Conocido popularmente como el Cuñadísimo (era cuñado de Carmen Polo, esposa de Francisco Franco), Ramón Serrano Suñer fue uno de los principales artífices del Régimen en sus primeros años, tanto en lo jurídico como en lo político. Autor principal del Fuero del Trabajo (1938) y reconocido por su germanofilia, promovió el envío de la División Azul para luchar contra la Unión Soviética, como unidad militar integrada en la Wehrmacht, tras su destacada labor diplomática durante las negociaciones con el gobierno alemán que culminaron con el encuentro de Franco con Hitler en Hendaya del 23 de octubre de 1940.

Con el declive de la Alemania nazi, también decayó su buena estrella política, siendo destituido en 1942 y postergado por el Régimen.

Biografía[editar]

Primeros años[editar]

Nacido el 12 de septiembre de 1901 en Cartagena,[2] [3] era hijo de José Serrano Lloveres y de Carmen Suñer Font de Mora. La familia paterna era originaria de Tivisa (Tarragona) y la materna de Gandesa (Tarragona). Su padre era un ingeniero de caminos destinado temporalmente en Cartagena, ciudad donde nació, como también lo estuviera en Castellón de la Plana y finalmente en Madrid, en cuya Universidad Central cursó la carrera de Derecho, licenciándose con premio extraordinario en 1923. Presidió la Asociación Profesional de Estudiantes, y en la facultad conoció a José Antonio Primo de Rivera, secretario de la misma asociación estudiantil, hijo del dictador Miguel Primo de Rivera y posterior fundador de la Falange Española. Serrano era buen amigo de José Antonio (junto con Raimundo Fernández Cuesta sería su albacea) y compartía con él, desde el republicanismo inicial hasta ideas de subversión del poder establecido, que derivaron en admiración hacia la Italia fascista de Benito Mussolini.

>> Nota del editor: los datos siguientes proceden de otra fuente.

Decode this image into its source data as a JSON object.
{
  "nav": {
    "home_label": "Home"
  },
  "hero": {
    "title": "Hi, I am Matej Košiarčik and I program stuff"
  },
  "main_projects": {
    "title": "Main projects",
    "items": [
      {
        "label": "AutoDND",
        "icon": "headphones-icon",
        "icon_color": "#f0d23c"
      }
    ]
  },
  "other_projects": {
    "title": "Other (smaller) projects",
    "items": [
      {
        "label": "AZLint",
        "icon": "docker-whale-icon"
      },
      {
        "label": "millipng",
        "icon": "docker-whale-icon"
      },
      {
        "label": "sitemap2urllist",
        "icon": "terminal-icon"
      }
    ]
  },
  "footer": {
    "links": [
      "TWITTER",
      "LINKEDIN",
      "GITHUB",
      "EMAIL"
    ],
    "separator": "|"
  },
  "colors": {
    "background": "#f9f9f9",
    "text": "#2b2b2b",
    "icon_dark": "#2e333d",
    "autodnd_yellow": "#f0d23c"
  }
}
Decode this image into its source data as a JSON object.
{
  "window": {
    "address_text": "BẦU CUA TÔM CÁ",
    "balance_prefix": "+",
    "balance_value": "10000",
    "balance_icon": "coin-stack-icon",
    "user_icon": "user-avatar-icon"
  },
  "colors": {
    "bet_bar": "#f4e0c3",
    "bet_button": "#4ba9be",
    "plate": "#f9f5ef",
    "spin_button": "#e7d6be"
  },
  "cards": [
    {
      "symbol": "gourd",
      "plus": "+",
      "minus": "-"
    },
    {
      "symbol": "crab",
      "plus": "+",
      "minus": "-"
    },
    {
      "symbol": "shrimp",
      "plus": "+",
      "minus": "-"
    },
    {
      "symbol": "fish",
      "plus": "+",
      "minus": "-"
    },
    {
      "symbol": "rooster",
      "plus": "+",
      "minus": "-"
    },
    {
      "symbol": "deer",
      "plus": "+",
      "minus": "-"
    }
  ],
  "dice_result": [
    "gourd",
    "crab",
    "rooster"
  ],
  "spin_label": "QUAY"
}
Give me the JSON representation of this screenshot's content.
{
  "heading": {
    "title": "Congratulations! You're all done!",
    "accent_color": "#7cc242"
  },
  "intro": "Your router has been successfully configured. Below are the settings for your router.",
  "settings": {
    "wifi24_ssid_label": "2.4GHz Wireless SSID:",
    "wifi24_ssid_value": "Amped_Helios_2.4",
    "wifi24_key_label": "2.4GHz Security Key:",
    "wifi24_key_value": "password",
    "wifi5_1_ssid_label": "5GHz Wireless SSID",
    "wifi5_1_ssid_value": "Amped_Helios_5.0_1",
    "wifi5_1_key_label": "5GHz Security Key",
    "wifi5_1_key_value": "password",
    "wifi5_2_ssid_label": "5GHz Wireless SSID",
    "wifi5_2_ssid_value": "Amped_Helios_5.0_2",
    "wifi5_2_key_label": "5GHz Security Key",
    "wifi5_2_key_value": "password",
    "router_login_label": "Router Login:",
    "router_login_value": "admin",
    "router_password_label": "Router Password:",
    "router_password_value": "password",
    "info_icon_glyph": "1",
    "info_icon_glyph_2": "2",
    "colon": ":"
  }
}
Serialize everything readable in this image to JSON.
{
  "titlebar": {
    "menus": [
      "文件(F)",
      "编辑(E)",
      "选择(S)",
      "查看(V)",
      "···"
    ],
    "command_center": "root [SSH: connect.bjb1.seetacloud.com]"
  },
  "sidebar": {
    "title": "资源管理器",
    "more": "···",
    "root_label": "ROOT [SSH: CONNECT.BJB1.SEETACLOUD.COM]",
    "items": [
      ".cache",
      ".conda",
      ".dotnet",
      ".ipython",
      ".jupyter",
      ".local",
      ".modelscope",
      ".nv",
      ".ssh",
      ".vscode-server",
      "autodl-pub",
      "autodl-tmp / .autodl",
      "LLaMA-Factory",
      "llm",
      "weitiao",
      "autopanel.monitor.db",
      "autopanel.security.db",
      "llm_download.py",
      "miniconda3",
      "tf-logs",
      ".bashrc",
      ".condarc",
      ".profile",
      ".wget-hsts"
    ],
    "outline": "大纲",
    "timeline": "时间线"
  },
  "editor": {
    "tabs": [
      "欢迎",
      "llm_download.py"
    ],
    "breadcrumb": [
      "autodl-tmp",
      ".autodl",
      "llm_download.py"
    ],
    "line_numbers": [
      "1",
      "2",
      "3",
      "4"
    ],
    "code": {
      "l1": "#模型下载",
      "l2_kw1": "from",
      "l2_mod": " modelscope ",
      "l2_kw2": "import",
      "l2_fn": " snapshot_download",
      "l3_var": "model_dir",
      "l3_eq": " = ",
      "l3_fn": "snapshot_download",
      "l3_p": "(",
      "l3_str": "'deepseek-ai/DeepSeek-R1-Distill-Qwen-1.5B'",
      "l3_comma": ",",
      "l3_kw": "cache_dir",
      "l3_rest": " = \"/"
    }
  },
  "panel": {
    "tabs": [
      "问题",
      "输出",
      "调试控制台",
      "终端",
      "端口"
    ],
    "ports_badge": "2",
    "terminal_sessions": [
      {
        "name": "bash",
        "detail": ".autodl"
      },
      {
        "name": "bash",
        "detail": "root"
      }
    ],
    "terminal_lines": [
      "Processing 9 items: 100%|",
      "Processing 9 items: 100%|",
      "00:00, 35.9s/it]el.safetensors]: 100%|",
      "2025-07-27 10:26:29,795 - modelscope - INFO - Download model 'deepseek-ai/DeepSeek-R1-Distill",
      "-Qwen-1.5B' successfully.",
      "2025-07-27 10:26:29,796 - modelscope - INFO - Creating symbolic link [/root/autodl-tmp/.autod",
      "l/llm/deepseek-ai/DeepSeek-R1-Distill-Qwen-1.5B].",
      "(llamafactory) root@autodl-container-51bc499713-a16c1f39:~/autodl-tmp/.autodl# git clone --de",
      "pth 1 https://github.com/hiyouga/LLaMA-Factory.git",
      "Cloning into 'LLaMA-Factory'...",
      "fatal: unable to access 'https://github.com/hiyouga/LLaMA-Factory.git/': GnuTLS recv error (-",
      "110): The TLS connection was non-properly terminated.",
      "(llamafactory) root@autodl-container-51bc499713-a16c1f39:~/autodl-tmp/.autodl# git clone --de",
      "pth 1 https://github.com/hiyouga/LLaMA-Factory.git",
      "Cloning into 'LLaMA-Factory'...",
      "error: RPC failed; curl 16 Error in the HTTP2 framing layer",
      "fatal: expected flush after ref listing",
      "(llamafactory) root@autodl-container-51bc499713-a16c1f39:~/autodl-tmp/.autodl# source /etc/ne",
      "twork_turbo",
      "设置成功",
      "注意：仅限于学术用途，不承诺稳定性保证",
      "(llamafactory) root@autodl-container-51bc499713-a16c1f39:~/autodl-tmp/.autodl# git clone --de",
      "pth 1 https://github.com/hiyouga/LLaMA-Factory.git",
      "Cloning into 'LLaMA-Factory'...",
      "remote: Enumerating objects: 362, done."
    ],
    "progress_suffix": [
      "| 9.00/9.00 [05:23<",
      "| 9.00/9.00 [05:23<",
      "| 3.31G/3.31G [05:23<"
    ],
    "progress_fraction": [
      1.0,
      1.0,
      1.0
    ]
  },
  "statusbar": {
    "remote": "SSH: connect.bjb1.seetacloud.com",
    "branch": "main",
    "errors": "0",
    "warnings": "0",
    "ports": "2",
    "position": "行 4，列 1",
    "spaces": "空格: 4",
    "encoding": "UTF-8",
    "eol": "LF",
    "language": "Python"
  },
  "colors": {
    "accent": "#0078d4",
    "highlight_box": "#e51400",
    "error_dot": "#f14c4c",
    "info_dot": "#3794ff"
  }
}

Ganó posteriormente las oposiciones al cuerpo de abogados del Estado siendo todavía menor de edad.[n. 3] Ocupó plaza en Castellón, aunque unas semanas después pasó a Zaragoza, donde se instalaría por varios años. Conoció allí a Ramona «Zita» Polo, hermana de Carmen, esposa del general Franco, en aquella época director de la Academia General Militar. Tras unos años de noviazgo, contrajeron matrimonio el 6 de febrero de 1932. La boda tuvo lugar en Oviedo, ciudad de origen y residencia de la novia, en la iglesia San Juan el Real. Por parte del novio fueron testigos Franco y José Antonio Primo de Rivera, que se conocieron con ocasión de esta ceremonia.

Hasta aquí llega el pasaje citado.